Scientific classification
- Kingdom: Plantae
- Clade: Tracheophytes
- Clade: Angiosperms
- Clade: Eudicots
- Clade: Rosids
- Order: Fabales
- Family: Fabaceae
- Subfamily: Faboideae
- Tribe: Fabeae
- Genus: Vicia
- Species: V. menziesii
- Binomial name: Vicia menziesii Spreng.

= Vicia menziesii =

- Genus: Vicia
- Species: menziesii
- Authority: Spreng.
- Conservation status: CR

Species of legume

Vicia menziesii is a rare species of flowering plant in the legume family known by the common name Hawaiian vetch. It is endemic to Hawaii, where it is known only from the island of Hawaii. It is threatened by habitat loss and exotic plants. It has been federally listed as an endangered species of the United States since 1978. It was the first Hawaiian plant to be placed on the Endangered Species List.

This plant is a liana which climbs into the surrounding trees, reaching a maximum length of 20 meters. A study found the average length of the vine to be 2.6 meters, with a maximum of 12.5 meters in the sample. The vine also branches and climbs in different directions.
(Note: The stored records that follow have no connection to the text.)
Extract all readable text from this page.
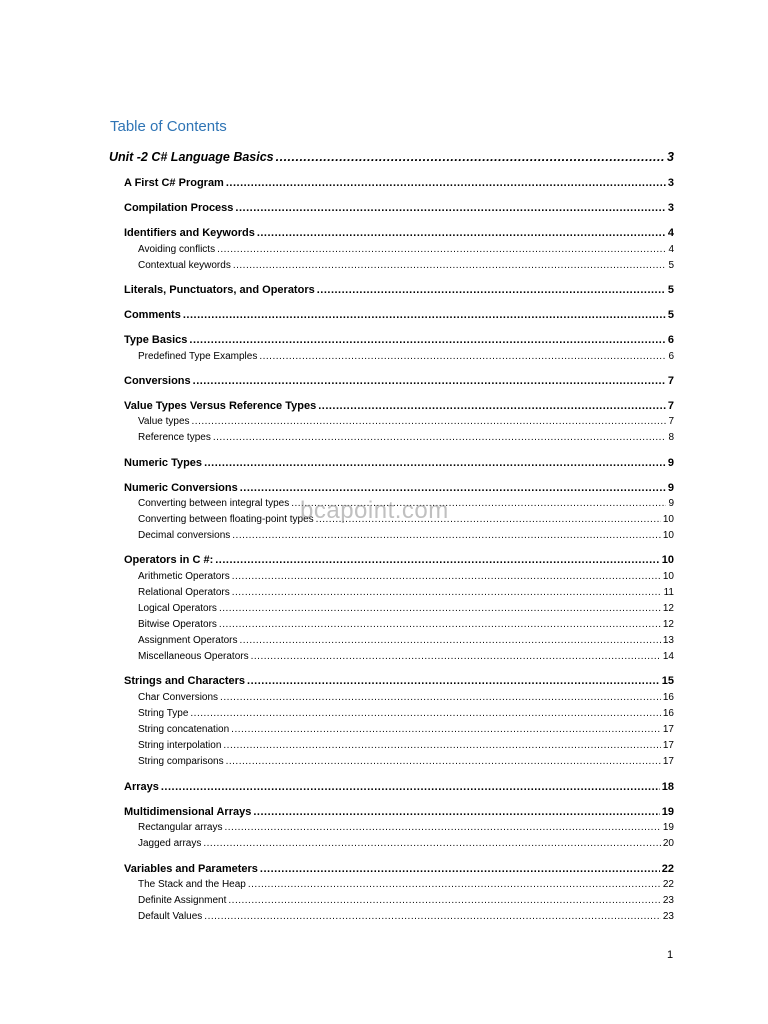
Table of Contents
Unit -2 C# Language Basics .....	3
A First C# Program .....	3
Compilation Process .....	3
Identifiers and Keywords .....	4
Avoiding conflicts .....	4
Contextual keywords .....	5
Literals, Punctuators, and Operators .....	5
Comments .....	5
Type Basics .....	6
Predefined Type Examples .....	6
Conversions .....	7
Value Types Versus Reference Types .....	7
Value types .....	7
Reference types .....	8
Numeric Types .....	9
Numeric Conversions .....	9
Converting between integral types .....	9
Converting between floating-point types .....	10
Decimal conversions .....	10
Operators in C #: .....	10
Arithmetic Operators .....	10
Relational Operators .....	11
Logical Operators .....	12
Bitwise Operators .....	12
Assignment Operators .....	13
Miscellaneous Operators .....	14
Strings and Characters .....	15
Char Conversions .....	16
String Type .....	16
String concatenation .....	17
String interpolation .....	17
String comparisons .....	17
Arrays .....	18
Multidimensional Arrays .....	19
Rectangular arrays .....	19
Jagged arrays .....	20
Variables and Parameters .....	22
The Stack and the Heap .....	22
Definite Assignment .....	23
Default Values .....	23
bcapoint.com
1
It may spread along the ground or over detritus for a few meters before climbing upward, but plants were observed climbing 8 meters up into the canopy. The leaves are 10 to 13 centimeters long and are made up of several pairs of leaflets each measuring up to 7 centimeters long by 3 wide. The leaves have tendrils at their tips. The plant produces inflorescences of 6 to 9 flowers with curving corollas up to 3 centimeters long. The flowers are yellowish white turning rose-pink with maturity and then purplish with age. The fruit is a black legume pod 9 or 10 centimeters long containing spherical black seeds.

The flowers are visited by the ʻiʻiwi (Vestiaria coccinea) and the ʻamakihi (Loxops virens virens), two species of Hawaiian honeycreepers. The shape and color of the flowers suggest they may be pollinated by birds.

This plant was first collected in 1794 by Archibald Menzies on Mauna Loa. It has also been collected from Mauna Kea, but it does not appear to occur there anymore. As of 1980 the total global population was made up of three colonies in an area one kilometer long on Mauna Loa. There are only 15 to 50 individuals in total.

This species was depicted on a U.S. commemorative stamp issued on June 7, 1979.